After a horse-and-buggy tour of Virginia City, we bought her a pink cowboy hat and black boots. I’m sure she made quite an impression when she returned home to Illinois.
We also took Madison and her cousin, Ali, to Sand Harbor for one of the special presentations of “The Tempest” for children. It’s a great opportunity – and free, although you do need to get tickets in advance. Plan to take the kids next year, as the last Young Shakespeare Program performance of the season is today at 10 a.m. in Truckee. More info is at laketahoeshakespeare.com.

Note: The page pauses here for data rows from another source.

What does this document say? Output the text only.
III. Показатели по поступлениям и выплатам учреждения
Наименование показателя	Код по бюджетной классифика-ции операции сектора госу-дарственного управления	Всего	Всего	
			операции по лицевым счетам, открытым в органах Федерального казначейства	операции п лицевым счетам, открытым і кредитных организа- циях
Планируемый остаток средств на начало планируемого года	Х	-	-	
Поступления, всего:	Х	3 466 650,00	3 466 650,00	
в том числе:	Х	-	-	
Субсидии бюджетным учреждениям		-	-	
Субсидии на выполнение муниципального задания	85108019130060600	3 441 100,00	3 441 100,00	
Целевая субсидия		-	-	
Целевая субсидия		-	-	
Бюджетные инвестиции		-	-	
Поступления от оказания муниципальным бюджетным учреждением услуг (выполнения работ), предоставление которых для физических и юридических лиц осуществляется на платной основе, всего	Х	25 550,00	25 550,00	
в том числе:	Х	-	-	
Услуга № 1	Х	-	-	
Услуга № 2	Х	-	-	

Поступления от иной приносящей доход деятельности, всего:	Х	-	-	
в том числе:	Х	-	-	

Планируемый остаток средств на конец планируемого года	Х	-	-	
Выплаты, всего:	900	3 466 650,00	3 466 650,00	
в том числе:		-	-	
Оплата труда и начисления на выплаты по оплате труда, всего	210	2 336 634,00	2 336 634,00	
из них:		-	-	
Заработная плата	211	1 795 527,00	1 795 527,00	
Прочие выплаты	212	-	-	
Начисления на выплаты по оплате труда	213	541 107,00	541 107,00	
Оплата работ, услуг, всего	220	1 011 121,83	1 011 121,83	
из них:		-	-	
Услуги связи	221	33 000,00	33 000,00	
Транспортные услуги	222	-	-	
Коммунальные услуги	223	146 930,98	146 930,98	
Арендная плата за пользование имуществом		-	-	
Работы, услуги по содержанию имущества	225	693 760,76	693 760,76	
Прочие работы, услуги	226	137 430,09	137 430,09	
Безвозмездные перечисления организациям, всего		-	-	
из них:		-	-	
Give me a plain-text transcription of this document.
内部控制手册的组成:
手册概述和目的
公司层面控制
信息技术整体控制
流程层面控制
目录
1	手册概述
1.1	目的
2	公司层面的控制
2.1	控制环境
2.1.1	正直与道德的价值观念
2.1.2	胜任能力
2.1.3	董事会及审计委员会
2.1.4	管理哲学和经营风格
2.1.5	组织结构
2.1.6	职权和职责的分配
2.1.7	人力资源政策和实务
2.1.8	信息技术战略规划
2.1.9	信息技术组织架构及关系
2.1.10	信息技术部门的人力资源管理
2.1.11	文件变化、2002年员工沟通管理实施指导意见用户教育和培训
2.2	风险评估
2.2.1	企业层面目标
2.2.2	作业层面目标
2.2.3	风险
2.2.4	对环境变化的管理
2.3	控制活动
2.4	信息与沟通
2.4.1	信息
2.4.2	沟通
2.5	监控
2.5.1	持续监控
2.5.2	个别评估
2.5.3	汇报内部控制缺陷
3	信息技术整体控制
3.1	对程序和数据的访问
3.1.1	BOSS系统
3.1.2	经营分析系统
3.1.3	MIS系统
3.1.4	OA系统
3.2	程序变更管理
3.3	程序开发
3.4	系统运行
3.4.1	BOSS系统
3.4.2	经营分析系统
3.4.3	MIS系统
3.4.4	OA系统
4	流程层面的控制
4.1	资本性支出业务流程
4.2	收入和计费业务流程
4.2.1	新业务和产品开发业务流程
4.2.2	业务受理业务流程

I was expecting some form of Shakespeare-lite intent on appealing to the kid-cartoon generation, but I was pleased to hear the language intact. I’m sure the children in the audience followed the plot as well as I did. The play was much abbreviated, a concession to short attention spans, and Shakespeare’s wit came through loud and clear.
We spent the rest of the day swimming in Lake Tahoe, then headed for San Francisco for a couple of days to ride cable cars and visit the sea lions at Pier 39.
Having the time to enjoy Carson City, eat in the local restaurants, take in the sights, and make a few side trips is a great reminder of why it’s such a pleasant place to live.
Except when trying to cross Carson Street, at least until they start mass-producing those flying bicycles.